A signer is somewhat similar to a Unix UID in that it represents a user authenticated by code outside of Move (e.g., by checking a cryptographic signature or password).

Comparison to address

A Move program can create any address value without special permission using address literals:

let a1 = @0x1;
let a2 = @0x2;
// ... and so on for every other possible address

However, signer values are special because they cannot be created via literals or instructions--only by the Move VM. Before the VM runs a script with parameters of type signer, it will automatically create signer values and pass them into the script:

script {
use std::signer;
fun main(s: signer) {
assert!(signer::address_of(&s) == @0x42, 0);
}
}

This script will abort with code 0 if the script is sent from any address other than 0x42.

A transaction script can have an arbitrary number of signers as long as the signers are a prefix to any other arguments. In other words, all of the signer arguments must come first:

script {
use std::signer;
fun main(s1: signer, s2: signer, x: u64, y: u8) {
// ...
}
}

This is useful for implementing multi-signer scripts that atomically act with the authority of multiple parties. For example, an extension of the script above could perform an atomic currency swap between s1 and s2.

signer Operators

The std::signer standard library module provides two utility functions over signer values:

FunctionDescription
signer::address_of(&signer): addressReturn the address wrapped by this &signer.
signer::borrow_address(&signer): &addressReturn a reference to the address wrapped by this &signer.

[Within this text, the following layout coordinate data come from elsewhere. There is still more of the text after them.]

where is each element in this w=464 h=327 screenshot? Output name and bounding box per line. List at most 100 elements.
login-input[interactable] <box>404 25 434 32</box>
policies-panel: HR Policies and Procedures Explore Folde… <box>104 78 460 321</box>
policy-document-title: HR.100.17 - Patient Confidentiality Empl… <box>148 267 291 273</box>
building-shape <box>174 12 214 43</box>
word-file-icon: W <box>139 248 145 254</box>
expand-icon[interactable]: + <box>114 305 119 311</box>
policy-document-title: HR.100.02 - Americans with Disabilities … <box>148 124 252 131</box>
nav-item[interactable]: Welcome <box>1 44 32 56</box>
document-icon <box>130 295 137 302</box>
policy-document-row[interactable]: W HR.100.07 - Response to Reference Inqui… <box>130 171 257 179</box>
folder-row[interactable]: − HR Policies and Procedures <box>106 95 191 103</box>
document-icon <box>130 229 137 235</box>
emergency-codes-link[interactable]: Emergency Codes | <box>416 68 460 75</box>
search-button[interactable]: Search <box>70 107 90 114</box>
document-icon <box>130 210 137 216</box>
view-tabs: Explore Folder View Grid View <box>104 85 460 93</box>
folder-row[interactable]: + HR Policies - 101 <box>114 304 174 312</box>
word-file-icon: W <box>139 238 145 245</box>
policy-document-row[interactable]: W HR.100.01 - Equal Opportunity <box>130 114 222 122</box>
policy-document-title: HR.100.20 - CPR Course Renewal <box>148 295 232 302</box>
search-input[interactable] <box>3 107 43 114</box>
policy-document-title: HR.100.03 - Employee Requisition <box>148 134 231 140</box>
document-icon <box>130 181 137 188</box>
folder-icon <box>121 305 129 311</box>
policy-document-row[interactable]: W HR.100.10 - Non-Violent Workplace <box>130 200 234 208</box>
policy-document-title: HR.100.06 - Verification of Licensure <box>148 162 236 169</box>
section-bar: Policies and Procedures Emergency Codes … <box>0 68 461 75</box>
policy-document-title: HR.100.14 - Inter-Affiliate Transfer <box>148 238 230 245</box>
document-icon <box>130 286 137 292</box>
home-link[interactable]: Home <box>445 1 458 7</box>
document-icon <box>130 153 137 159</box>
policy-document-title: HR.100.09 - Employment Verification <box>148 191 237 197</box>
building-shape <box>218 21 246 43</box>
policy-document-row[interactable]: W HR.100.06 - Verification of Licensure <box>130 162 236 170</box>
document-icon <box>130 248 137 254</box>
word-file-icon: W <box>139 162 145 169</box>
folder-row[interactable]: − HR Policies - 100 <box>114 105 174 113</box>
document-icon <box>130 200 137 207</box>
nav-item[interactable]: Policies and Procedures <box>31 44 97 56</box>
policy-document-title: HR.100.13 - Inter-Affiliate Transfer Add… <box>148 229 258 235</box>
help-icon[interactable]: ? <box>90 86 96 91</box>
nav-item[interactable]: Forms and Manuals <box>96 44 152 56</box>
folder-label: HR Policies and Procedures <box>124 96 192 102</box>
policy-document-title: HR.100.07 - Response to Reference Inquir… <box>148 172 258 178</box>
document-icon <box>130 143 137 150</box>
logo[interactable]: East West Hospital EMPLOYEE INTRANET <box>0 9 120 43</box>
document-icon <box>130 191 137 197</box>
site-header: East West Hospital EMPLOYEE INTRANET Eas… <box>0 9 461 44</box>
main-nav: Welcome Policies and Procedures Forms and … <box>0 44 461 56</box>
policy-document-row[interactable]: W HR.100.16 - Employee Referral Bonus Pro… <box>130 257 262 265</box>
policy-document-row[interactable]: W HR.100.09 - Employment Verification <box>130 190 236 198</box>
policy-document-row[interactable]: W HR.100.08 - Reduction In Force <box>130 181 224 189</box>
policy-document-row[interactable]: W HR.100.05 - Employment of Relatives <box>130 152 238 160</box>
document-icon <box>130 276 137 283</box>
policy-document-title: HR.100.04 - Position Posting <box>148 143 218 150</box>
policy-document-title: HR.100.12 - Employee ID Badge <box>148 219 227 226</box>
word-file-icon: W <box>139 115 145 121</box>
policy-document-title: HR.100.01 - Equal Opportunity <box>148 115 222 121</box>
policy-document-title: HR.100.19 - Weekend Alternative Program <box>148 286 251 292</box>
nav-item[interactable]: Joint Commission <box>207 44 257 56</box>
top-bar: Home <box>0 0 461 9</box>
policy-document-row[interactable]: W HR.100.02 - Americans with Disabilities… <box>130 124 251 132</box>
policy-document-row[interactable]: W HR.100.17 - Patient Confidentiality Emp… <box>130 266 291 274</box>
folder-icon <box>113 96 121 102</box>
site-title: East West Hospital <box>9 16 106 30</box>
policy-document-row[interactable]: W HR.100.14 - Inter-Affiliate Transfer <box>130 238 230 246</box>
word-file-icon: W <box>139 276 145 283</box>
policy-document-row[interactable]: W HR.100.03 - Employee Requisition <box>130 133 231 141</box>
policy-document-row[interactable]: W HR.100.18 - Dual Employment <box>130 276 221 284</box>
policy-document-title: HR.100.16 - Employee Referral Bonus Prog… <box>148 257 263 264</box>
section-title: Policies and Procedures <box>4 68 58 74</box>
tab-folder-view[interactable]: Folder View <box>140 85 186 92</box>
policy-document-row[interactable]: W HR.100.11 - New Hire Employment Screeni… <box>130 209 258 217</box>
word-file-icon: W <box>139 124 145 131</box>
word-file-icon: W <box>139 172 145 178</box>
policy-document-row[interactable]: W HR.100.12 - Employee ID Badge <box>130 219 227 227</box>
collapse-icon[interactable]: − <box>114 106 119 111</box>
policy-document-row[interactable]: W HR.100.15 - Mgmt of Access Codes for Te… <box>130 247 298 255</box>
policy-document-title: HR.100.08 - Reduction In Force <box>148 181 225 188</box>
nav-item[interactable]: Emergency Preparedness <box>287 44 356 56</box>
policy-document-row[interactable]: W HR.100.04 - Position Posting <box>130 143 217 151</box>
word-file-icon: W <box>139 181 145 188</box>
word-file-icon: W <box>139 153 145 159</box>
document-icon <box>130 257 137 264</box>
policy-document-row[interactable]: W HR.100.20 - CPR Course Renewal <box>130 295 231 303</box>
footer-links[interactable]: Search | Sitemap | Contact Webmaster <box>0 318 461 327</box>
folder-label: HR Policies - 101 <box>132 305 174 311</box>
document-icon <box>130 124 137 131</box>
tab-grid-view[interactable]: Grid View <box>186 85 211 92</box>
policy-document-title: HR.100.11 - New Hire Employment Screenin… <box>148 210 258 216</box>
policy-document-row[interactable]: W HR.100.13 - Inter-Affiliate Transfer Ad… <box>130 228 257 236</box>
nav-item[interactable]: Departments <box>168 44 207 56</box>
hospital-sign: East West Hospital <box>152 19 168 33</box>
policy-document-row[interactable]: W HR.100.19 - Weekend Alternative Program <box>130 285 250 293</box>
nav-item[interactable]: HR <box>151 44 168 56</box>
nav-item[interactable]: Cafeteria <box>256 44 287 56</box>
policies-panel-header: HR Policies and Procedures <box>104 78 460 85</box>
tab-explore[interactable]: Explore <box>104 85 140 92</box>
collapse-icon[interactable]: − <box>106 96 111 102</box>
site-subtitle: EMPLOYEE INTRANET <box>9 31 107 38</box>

In addition, the move_to<T>(&signer, T) global storage operator requires a &signer argument to publish a resource T under signer.address's account. This ensures that only an authenticated user can elect to publish a resource under their address.

Ownership

Unlike simple scalar values, signer values are not copyable, meaning they cannot be copied from any operation whether it be through an explicit copy instruction or through a dereference *.